Experte erklärt Dämmung
In der 44. Folge des Podcasts Gebäudewende der Fachzeitschrift Gebäude-Energieberater diskutiert Redakteur Markus Strehlitz mit Florian Maiwald vom Institut für Energie- und Umweltforschung Heidelberg über das Potenzial von Dämmung zur Energieeinsparung. Ein zentrales Hemmnis für eine stärkere Umsetzung von Dämmmaßnahmen sieht er in politischen Unsicherheiten und widersprüchlichen Signalen. Die energetischen Anforderungen an Bestandsgebäude, insbesondere die U-Werte für Sanierungen, stammen noch aus dem Jahr 2009 und wurden seither nicht verschärft. „Das kann bei Eigentümerinnen und Eigentümern den Eindruck erwecken, dass weitere Verbesserungen nicht notwendig oder nicht gewollt sind“, sagt der Experte. Gleichzeitig gebe es starke Stimmen aus der Wohnungswirtschaft, die Dämmung als zu teuer kritisieren, was die öffentliche Debatte zusätzlich präge.
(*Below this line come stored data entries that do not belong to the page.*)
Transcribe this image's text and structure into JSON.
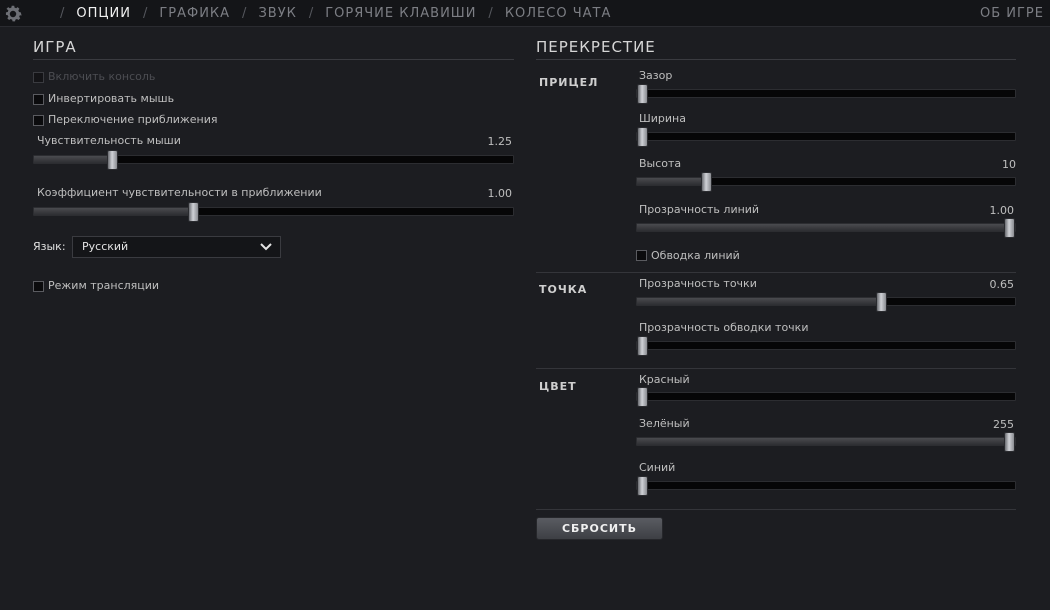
{
  "nav": {
    "tabs": [
      "ОПЦИИ",
      "ГРАФИКА",
      "ЗВУК",
      "ГОРЯЧИЕ КЛАВИШИ",
      "КОЛЕСО ЧАТА"
    ],
    "active_tab": "ОПЦИИ",
    "about": "ОБ ИГРЕ"
  },
  "game": {
    "title": "ИГРА",
    "checkbox_disabled_label": "Включить консоль",
    "invert_mouse": "Инвертировать мышь",
    "zoom_toggle": "Переключение приближения",
    "mouse_sensitivity": {
      "label": "Чувствительность мыши",
      "value": "1.25",
      "fraction": 0.155
    },
    "zoom_sensitivity": {
      "label": "Коэффициент чувствительности в приближении",
      "value": "1.00",
      "fraction": 0.33
    },
    "language_label": "Язык:",
    "language_value": "Русский",
    "streamer_mode": "Режим трансляции"
  },
  "crosshair": {
    "title": "ПЕРЕКРЕСТИЕ",
    "aim_group": "ПРИЦЕЛ",
    "gap": {
      "label": "Зазор",
      "fraction": 0.0
    },
    "width": {
      "label": "Ширина",
      "fraction": 0.0
    },
    "height": {
      "label": "Высота",
      "value": "10",
      "fraction": 0.175
    },
    "line_opacity": {
      "label": "Прозрачность линий",
      "value": "1.00",
      "fraction": 1.0
    },
    "line_outline": "Обводка линий",
    "dot_group": "ТОЧКА",
    "dot_opacity": {
      "label": "Прозрачность точки",
      "value": "0.65",
      "fraction": 0.65
    },
    "dot_outline_opacity": {
      "label": "Прозрачность обводки точки",
      "fraction": 0.0
    },
    "color_group": "ЦВЕТ",
    "red": {
      "label": "Красный",
      "fraction": 0.0
    },
    "green": {
      "label": "Зелёный",
      "value": "255",
      "fraction": 1.0
    },
    "blue": {
      "label": "Синий",
      "fraction": 0.0
    },
    "reset": "СБРОСИТЬ"
  }
}
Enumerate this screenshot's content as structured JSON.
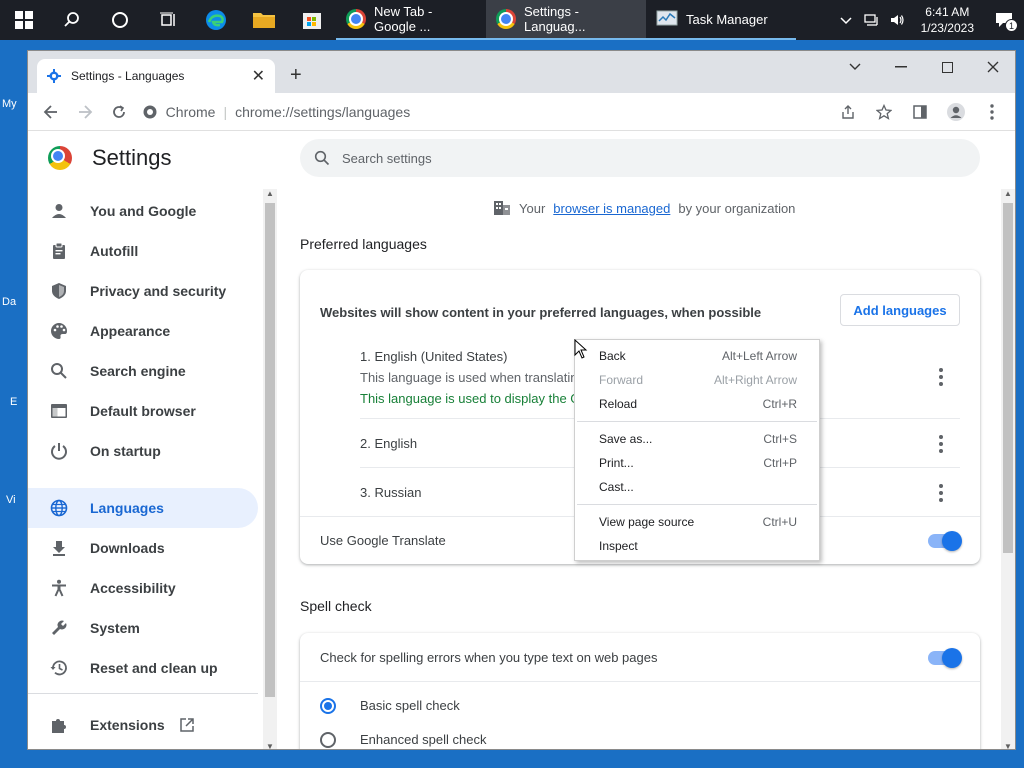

Dämmung muss nicht teuer sein
Maiwald geht im Podcast-Gespräch ausführlich auf typische Vorbehalte gegen Dämmung ein. Häufig werde diese pauschal als zu teuer wahrgenommen, weil sie mit einer umfassenden Komplettsanierung gleichgesetzt werde. Tatsächlich sei auch eine schrittweise Verbesserung sinnvoll. Wirtschaftlich sei es wichtig, zwischen Gesamtkosten einer Sanierung und energiebedingten Mehrkosten zu unterscheiden: Zusätzliche Zentimeter Dämmung verursachen oft nur geringe Mehrkosten, da Gerüst, Planung und Anfahrt ohnehin anfallen. Weitere Themen, die Mailwald im Podcast anspricht, sind Fördermaßnahmen sowie Dämmstoffe mit ihren ökologischen Eigenschaften. Die Podcast-Folge macht deutlich: Dämmung bleibt trotz aller Debatten ein unverzichtbarer Bestandteil einer nachhaltigen und zukunftsfähigen Gebäudesanierung.